Access to medicines
To improve access to essential medicines for children with endocrine diseases and diabetes in low and middle income countries
GPED works with Regional Pediatric Endocrine Societies and local pediatric endocrinologists to facilitate sustainable access to medicines that are essential to Pediatric Endocrine care but not readily available, such as fludrocortisone. GPED will offer a platform where experience can be shared and expertise developed. GPED presently focuses on Africa and Latin America. A model that has been successfully by CLAN (Caring and Living as Neighbours) is being used in collaboration with Dr K Armstrong.
To support research projects that are performed by Pediatric Endocrinologists in low and middle income countries and are designed to improve clinical care
- Assessment of the Quality of Life in Tunisian Children and Adolescents with Type 1 Diabetes (2014-2016, Dr Leila ESSADDAM, Tunisia) (4000 Euros)

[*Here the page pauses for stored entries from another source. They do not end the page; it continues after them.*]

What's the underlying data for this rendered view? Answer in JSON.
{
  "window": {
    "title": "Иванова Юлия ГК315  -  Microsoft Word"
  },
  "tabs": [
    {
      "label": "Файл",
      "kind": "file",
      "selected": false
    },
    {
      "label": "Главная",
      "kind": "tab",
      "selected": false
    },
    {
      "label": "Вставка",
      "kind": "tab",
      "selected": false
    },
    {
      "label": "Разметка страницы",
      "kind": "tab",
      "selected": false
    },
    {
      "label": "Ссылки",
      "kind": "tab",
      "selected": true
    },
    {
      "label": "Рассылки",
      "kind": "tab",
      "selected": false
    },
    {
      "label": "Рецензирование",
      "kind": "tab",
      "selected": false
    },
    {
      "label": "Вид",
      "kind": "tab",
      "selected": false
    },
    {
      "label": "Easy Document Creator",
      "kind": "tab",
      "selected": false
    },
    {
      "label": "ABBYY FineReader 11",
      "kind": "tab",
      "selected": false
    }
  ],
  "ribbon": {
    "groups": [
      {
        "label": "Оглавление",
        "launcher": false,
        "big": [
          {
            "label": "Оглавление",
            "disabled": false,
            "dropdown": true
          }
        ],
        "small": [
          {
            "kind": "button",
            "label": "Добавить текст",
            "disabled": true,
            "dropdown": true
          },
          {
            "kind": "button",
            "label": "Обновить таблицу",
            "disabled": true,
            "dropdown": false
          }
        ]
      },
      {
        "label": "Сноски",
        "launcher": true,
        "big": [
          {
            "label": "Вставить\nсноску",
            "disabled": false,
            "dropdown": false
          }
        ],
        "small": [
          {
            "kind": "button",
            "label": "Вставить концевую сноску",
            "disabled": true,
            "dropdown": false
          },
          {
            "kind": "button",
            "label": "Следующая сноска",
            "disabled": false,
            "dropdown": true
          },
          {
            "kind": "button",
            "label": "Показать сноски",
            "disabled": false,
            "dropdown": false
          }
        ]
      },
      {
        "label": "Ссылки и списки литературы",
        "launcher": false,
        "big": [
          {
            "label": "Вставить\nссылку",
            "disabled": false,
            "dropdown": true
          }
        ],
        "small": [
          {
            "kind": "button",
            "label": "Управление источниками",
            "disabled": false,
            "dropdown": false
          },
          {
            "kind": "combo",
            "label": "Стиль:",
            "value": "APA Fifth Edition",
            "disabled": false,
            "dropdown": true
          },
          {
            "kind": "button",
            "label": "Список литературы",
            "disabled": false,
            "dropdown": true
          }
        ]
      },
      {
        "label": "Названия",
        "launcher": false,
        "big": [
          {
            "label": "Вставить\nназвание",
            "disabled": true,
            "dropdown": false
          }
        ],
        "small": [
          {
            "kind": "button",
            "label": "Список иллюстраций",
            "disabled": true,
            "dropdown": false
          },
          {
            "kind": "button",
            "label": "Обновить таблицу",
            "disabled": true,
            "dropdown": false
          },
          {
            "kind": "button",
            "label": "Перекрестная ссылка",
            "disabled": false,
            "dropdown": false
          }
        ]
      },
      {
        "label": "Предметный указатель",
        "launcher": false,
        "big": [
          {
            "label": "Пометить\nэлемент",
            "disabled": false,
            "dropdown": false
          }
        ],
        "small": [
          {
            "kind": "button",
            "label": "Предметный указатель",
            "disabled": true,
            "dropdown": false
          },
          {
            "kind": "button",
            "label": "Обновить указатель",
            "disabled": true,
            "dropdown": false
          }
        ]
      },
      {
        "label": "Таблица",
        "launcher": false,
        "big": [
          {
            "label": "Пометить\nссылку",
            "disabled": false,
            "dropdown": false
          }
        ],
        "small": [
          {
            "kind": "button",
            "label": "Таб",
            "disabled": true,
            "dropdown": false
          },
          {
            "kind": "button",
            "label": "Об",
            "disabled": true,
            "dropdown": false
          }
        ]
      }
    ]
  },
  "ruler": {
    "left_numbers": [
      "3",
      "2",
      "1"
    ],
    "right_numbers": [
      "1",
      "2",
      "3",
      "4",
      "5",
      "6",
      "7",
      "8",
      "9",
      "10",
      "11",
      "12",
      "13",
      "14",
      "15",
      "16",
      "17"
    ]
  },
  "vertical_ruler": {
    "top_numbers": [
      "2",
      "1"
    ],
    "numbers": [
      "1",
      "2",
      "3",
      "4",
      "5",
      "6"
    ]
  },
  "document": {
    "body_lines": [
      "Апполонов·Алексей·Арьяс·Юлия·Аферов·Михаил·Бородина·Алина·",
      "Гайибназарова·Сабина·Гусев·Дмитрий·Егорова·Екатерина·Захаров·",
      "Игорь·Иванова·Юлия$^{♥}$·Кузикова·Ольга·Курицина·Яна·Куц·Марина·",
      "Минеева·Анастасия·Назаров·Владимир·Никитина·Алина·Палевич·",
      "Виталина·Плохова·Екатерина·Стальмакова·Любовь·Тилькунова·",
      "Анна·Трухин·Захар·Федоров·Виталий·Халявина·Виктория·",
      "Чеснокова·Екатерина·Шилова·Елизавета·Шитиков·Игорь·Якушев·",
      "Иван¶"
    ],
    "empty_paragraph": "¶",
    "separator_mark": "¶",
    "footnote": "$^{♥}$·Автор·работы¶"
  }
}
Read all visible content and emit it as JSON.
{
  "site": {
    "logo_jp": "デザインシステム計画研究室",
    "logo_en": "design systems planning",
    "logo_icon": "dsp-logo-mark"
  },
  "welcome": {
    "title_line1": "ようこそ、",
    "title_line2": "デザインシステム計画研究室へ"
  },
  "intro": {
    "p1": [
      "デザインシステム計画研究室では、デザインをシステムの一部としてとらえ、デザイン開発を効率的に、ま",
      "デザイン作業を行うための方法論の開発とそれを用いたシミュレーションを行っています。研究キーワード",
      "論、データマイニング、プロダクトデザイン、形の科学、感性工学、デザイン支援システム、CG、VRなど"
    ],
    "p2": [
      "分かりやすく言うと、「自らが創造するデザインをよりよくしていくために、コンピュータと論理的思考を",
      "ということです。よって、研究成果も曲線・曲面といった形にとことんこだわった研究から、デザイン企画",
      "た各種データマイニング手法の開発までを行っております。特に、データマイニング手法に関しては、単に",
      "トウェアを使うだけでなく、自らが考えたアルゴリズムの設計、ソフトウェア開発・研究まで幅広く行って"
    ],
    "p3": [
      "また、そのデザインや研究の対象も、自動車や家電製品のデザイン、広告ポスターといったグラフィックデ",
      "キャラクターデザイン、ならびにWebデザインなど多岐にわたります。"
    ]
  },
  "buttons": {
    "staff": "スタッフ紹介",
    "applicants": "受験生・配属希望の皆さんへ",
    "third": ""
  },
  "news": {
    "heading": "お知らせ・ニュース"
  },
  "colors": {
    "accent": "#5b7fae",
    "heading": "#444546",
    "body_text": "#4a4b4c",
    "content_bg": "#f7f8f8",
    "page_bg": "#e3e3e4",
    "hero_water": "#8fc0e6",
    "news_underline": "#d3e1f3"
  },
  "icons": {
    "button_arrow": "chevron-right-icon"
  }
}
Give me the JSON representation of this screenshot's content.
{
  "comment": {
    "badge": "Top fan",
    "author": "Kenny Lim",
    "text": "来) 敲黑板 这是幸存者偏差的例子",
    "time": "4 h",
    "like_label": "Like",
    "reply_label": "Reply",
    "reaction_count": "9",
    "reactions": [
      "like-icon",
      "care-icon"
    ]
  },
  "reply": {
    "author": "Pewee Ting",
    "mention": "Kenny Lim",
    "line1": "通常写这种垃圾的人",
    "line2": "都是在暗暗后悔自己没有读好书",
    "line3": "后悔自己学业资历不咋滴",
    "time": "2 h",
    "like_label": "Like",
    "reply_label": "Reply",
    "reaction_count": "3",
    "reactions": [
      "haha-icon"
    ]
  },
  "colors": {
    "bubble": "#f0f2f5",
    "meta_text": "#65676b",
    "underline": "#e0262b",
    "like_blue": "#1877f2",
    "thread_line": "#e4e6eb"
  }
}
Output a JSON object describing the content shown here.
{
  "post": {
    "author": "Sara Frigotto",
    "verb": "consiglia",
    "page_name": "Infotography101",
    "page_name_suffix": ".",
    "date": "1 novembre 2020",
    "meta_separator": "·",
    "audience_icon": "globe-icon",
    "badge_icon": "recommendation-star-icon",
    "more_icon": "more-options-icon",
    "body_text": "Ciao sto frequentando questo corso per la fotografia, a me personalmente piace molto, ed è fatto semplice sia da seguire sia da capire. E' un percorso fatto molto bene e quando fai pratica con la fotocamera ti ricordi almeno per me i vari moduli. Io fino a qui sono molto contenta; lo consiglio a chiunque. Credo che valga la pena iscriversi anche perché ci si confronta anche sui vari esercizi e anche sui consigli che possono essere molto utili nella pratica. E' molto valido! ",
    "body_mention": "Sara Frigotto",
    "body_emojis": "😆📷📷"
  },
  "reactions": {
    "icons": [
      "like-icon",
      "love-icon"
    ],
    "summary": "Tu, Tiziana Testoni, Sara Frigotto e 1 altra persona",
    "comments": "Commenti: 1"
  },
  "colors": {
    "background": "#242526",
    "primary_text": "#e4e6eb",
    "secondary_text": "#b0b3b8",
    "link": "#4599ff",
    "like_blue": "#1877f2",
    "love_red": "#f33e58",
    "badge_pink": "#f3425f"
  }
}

Objective: to understand challenges faced by children with diabetes and their families in Tunisia I order to develop tools to better address their needs
- Neonatal hypocalcemia and Maternal Vitamin D Deficiency (2014-2016, Dr Yasmine OUAREZKI, Algeria) (4400 Euros)
Objective: to assess Vitamin D stores in neonates in order to inform government policies on maternal Vitamin D supplementation in Algeria
- Vitamin D status of Sri Lankan infants and their mothers during the first year of life (2014-2016, Dr Shamya de Silva, Sri Lanka) (10,128 USD)
Objective: To assess the prevalence of vitamin D deficiency among exclusively breastfed infants and their mothers at 2 and 6 months and thereafter at 9 months when weaning has been established. This will support public health policies for Vitamin D supplementation in Sri Lanka.
- Disorders of Sexual Development (DSD) in Neonates in Ghana/Nigeria: Initiating the Long Road towards Efficient and Comprehensive Clinical Care (2013-2016, Drs Ameyaw and Bonsu Asafo-Agyei, Ghana) (40,000 $USD)
Objective: To determine the characteristics of male and female genitalia in Ghana in order to promote early recognition and management of disorders of sexual differentiation in neonates.